Today | started looking at the different MapReduce Schedulers, because I would like to be able to start the processing on a new jobs when slots became available. So I started look at the other schedulers that come with Hadoop.
The Capacity Scheduler:
The Capacity Scheduler is designed to run Hadoop Map-Reduce as a shared, multi-tenant cluster in an operator-friendly manner while maximizing the throughput and the utilization of the cluster while running Map-Reduce applications.
The Fair Scheduler:
Fair scheduling is a method of assigning resources to jobs such that all jobs get, on average, an equal share of resources over time. When there is a single job running, that job uses the entire cluster. When other jobs are submitted, tasks slots that free up are assigned to the new jobs, so that each job gets roughly the same amount of CPU time.

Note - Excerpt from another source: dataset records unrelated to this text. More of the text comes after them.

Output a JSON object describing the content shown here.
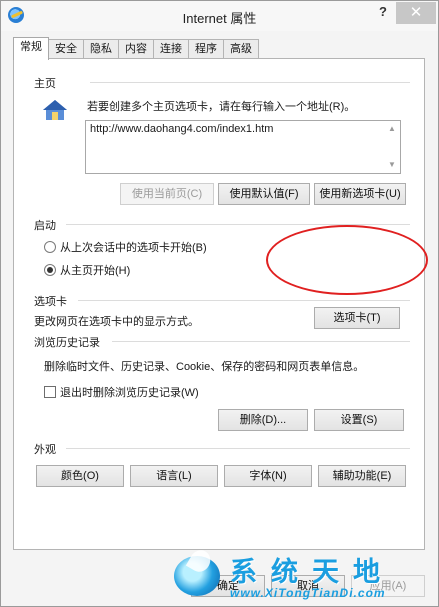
{
  "window": {
    "title": "Internet 属性",
    "help": "?",
    "close": "✕"
  },
  "tabs": [
    "常规",
    "安全",
    "隐私",
    "内容",
    "连接",
    "程序",
    "高级"
  ],
  "home_page": {
    "title": "主页",
    "description": "若要创建多个主页选项卡，请在每行输入一个地址(R)。",
    "url": "http://www.daohang4.com/index1.htm",
    "buttons": {
      "use_current": "使用当前页(C)",
      "use_default": "使用默认值(F)",
      "use_new_tab": "使用新选项卡(U)"
    }
  },
  "startup": {
    "title": "启动",
    "options": [
      "从上次会话中的选项卡开始(B)",
      "从主页开始(H)"
    ],
    "selected": 1
  },
  "tabs_section": {
    "title": "选项卡",
    "description": "更改网页在选项卡中的显示方式。",
    "button": "选项卡(T)"
  },
  "history": {
    "title": "浏览历史记录",
    "description": "删除临时文件、历史记录、Cookie、保存的密码和网页表单信息。",
    "checkbox": "退出时删除浏览历史记录(W)",
    "checked": false,
    "delete": "删除(D)...",
    "settings": "设置(S)"
  },
  "appearance": {
    "title": "外观",
    "buttons": [
      "颜色(O)",
      "语言(L)",
      "字体(N)",
      "辅助功能(E)"
    ]
  },
  "footer": {
    "ok": "确定",
    "cancel": "取消",
    "apply": "应用(A)"
  },
  "watermark": {
    "text": "系统天地",
    "url": "www.XiTongTianDi.com"
  },
  "colors": {
    "annotation": "#e02020",
    "watermark": "#1a9ee0"
  }
}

Unlike the default Hadoop scheduler, which forms a queue of jobs, this lets short jobs finish in reasonable time while not starving long jobs. It is also an easy way to share a cluster between multiple of users. Fair sharing can also work with job priorities – the priorities are used as weights to determine the fraction of total compute time that each job gets.
The Hod Scheduler:
Hadoop On Demand (HOD) is a system for provisioning and managing independent Hadoop MapReduce and Hadoop Distributed File System (HDFS) instances on a shared cluster of nodes see this page. HOD is a tool that makes it easy for administrators and users to quickly setup and use Hadoop. HOD is also a very useful tool for Hadoop developers and testers who need to share a physical cluster for testing their own Hadoop versions.
I decided to started with the Fair Scheduler, since it seem to fit my needs, but I will try to keep you informed of my progress.